Депутат с симпатией посмотрел на пса.
— Вы нравитесь мне, — сказал он, — ваше общество доставляет мне удовольствие. Я купил бы вас у месье Деснуэттеса, если бы не боялся, что после этого вы перестанете говорить со мной.
— Почему вы так думаете?
— Я в любом случае знаю, что собаки не говорят. Вероятно, под этим столом находится система микрофонов, а мой настоящий собеседник сидит в соседней комнате. Он слышит меня и отвечает. При встрече я воспользуюсь случаем сказать ему, что был счастлив познакомиться с ним.
— Вах! — ответил пес. — Странно. Вы видите, что говорите с собакой, и не верите в это?

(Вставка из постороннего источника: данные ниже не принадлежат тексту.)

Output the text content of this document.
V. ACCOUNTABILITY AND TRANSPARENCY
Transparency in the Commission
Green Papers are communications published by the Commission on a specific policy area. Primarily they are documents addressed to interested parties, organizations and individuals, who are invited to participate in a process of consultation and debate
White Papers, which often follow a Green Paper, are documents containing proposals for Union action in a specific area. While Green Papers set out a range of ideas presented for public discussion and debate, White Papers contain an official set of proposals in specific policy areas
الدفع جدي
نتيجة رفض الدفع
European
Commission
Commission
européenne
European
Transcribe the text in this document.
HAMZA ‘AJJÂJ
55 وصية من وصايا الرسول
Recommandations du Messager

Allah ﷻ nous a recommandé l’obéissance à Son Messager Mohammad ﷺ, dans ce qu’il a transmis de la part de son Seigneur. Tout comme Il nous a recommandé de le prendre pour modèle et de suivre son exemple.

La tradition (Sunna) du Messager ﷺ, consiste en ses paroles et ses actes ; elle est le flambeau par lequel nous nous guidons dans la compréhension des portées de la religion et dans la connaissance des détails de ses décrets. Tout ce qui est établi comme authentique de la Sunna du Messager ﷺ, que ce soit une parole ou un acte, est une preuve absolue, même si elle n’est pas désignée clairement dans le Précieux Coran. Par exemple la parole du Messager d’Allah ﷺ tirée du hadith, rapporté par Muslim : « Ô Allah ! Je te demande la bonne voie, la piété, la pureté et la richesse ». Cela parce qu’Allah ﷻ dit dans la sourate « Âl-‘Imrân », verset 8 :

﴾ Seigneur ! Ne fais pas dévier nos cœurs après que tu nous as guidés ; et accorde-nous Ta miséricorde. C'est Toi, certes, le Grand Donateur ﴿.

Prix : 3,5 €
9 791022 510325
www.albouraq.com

— Вы хорошо дрессированы, и это все.
— Эй, эй! А если я вам скажу, что у меня есть и другие способности?
— Какие же?
— К примеру, становиться невидимым.
— Покажите это.
— Но сначала расскажите мне, что сегодня ночью случилось с Гортензией.
— Все очень просто. Я попросил ее выйти. Она думала, что я шучу. Но в конце концов она поняла. И ушла. Я очень сожалею, что мне пришлось поступить с ней так невежливо, но ведь на карту была поставлена… моя судьба…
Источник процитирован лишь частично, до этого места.